Edo Rakhman, Manajer Kampanye Eksekutif Nasional Walhi menerangkan, "Hasil analisis dari 5 provinsi yang dilanda asap terparah, yakni Riau, Jambi, Sumatera Selatan, Kalimantan Barat dan Kalimantan Tengah menunjukkan bahwa mayoritas titik api yang ditemukan di tahun ini berada di dalam konsesi perusahaan, terutama HTI (Hutan Tanaman Industri) sebanyak 5.669 titik api dan perkebunan kelapa sawit sebanyak 9.168 titik api. Hasil overlay titik api dengan konsesi perusahaan menunjukkan bahwa di 4 propinsi (Jambi, Sumsel, Riau, dan Kalteng), perusahaan group Wilmar dan Sinarmas paling banyak ditemukan berkontribusi terhadap keseluruhan jumlah titik api. Group Wilmar 27 perusahaan dan Group Sinarmas 19 perusahaan."

 

"Hasil analisis yang dilakukan oleh Koalisi Eyes of the Forest di mana Walhi Riau menjadi bagiannya, menunjukkan bahwa group Asia Pulp and Paper dan RGM/APRIL (industri HTI) merupakan group dengan jumlah perusahaan yang terbanyak menyumbang titik api, yakni masing-masing 6 perusahaan," tambah Riko Kurniawan, Direktur Walhi Riau.
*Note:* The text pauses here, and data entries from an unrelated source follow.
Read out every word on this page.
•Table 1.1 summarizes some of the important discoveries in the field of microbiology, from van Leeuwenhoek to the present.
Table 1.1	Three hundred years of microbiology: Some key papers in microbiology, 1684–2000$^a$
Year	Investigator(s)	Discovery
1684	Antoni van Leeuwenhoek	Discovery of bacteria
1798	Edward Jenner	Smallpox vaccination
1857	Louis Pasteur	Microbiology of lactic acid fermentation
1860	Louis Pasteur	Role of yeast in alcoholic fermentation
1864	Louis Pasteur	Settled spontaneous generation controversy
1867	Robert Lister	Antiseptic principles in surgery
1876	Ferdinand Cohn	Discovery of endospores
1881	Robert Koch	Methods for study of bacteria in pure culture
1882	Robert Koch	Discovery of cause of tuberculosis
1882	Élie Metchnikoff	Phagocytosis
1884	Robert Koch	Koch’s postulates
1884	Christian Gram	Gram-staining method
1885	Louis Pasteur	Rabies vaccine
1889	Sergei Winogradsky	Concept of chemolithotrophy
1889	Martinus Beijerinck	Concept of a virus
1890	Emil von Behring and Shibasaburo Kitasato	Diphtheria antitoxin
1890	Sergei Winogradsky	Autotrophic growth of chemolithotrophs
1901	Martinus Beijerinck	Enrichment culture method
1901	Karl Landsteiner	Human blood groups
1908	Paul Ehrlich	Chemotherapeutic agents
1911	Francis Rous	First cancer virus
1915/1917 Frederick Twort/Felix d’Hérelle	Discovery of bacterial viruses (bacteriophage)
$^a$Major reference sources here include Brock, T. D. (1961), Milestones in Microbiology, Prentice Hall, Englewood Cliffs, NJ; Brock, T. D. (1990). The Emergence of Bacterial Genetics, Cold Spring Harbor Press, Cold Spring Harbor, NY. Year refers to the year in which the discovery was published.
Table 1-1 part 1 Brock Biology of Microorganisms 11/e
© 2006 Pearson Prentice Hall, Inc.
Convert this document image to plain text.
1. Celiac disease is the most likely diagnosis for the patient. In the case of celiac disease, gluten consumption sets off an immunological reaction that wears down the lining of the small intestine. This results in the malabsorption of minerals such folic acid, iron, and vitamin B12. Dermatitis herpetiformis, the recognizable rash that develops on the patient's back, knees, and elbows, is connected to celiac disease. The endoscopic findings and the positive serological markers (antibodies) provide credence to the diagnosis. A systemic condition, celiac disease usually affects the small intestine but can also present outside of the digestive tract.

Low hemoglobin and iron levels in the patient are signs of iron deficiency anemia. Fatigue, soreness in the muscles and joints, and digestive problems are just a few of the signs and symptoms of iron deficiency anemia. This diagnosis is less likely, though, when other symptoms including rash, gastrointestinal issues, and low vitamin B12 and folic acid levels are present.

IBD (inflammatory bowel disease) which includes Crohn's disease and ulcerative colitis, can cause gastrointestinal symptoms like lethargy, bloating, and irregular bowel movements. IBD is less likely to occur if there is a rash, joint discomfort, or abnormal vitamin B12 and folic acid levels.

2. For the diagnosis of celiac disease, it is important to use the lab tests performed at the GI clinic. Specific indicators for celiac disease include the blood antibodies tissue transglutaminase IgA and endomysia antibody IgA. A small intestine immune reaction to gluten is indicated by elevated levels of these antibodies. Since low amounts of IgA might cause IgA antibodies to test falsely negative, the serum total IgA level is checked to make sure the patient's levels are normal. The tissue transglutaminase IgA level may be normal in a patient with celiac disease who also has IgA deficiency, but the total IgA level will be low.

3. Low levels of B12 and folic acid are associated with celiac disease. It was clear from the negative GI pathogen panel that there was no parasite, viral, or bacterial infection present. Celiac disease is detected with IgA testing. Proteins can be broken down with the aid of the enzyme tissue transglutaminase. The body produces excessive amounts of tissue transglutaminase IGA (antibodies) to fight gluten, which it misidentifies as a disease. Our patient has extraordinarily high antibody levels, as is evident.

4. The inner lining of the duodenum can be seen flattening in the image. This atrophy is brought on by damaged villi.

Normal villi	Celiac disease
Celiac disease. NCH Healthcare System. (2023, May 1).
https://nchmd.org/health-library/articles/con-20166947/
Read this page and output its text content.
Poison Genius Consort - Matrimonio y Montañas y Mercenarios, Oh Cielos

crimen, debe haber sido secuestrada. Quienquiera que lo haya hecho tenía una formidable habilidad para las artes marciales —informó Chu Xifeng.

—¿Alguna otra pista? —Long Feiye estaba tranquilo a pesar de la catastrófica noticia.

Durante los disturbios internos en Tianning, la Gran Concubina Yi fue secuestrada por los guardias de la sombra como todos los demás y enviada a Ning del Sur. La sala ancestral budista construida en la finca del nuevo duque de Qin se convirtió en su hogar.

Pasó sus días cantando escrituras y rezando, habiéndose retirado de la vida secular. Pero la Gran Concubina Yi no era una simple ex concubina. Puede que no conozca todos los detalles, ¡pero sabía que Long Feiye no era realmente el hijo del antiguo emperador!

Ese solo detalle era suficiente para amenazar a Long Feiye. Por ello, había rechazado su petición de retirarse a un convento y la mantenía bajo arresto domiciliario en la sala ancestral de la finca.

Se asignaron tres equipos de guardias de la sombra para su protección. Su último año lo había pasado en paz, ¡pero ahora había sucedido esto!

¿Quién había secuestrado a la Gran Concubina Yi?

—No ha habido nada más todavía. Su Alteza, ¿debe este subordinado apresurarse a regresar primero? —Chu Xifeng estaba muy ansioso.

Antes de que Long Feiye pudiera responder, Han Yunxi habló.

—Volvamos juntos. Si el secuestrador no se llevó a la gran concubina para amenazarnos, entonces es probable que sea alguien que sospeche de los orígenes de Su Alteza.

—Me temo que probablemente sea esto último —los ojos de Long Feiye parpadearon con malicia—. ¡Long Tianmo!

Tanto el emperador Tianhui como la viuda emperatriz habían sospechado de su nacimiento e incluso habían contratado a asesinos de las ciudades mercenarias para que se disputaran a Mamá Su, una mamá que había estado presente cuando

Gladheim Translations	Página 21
Kebakaran hutan dan polusi asap telah memberikan dampak yang sangat buruk terhadap kesehatan masyarakat. Penderita Infeksi Saluran Pernapasan Akut (ISPA) akibat polusi asap setidaknya telah mencapai jumlah yang sangat besar, Jambi 20.471 orang, Kalteng 15.138 orang, Sumatera Selatan 28.000 orang, Kalimantan Barat 10.010 orang.

 

Anton P. Widjaya, Direktur Walhi Kalimantan Barat, menegaskan, "Harus ada perubahan paradigma dan pendekatan pemerintah dalam menangani kebakaran dan asap, bukan hanya melakukan upaya setelah kebakaran tersebut terjadi (emergency response), tetapi harus kepada upaya-upaya pencegahan secara sistematis dan struktural, termasuk dalam hal ini menuntut tanggung gugat perusahaan atas dampak kebakaran dan polusi asap ini. Kehadiran negara dalam situasi seperti ini juga sangat penting untuk memastikan jaminan hak warga negara atas lingkungan hidup yang bersih dan sehat sebagaimana tercantum dalam UUD 1945."

 

Hal senada disampaikan Hadi Jatmiko, Direktur Walhi Sumatera Selatan, "Aktor utama pelaku pembakaran hutan adalah korporasi, sehingga negara harus memastikan tanggung jawab penuh dari pihak perusahaan. Jika negara ingin tanggung jawab terhadap masyarakatnya, maka negara juga mesti lebih berani menuntut tanggung jawab perusahaan atas dampak buruk kebakaran dan asap terhadap masyarakat dan memastikan pemulihan lingkungan."

 

Secara khusus, terkait dampak buruk terhadap kesehatan masyarakat, Arie Rompas, Direktur Walhi Kalimantan Tengah menerangkan, "Tanggung jawab negara bukan hanya pada saat ada asap. Kementerian Kesehatan perlu melakukan monitoring kesehatan secara berkala untuk wilayah yang terpapar asap baik sekarang maupun pasca kabut asap. Harus ada penanganan segera secara maksimal terhadap penderita ISPA. Kami juga menghimbau Menteri Kesehatan, Ibu Nina Moeloek untuk turun ke lapangan dan merasakan dampak asap tersebut, sehingga tidak mengeluarkan pernyataan-pernyataan yang bisa mencederai rasa keadilan masyarakat."

 

Rudiansyah, Walhi Jambi menegaskan, "Sebagai bentuk upaya memuntut tanggung gugat perusahaan akibat kebakaran dan polusi asap ini, maka Walhi akan menempuh upaya hukum, seperti clas action, dan citizen law suit baik yang akan dilakukan di daerah maupun di nasional. Upaya ini sebagai bagian yang tak terpisakan dari tuntutan atas peran dan fungsi negara untuk melakukan penegakan hukum atas korporasi yang melakukan pembakaaran hutan dan lahan gambut di Indonesia."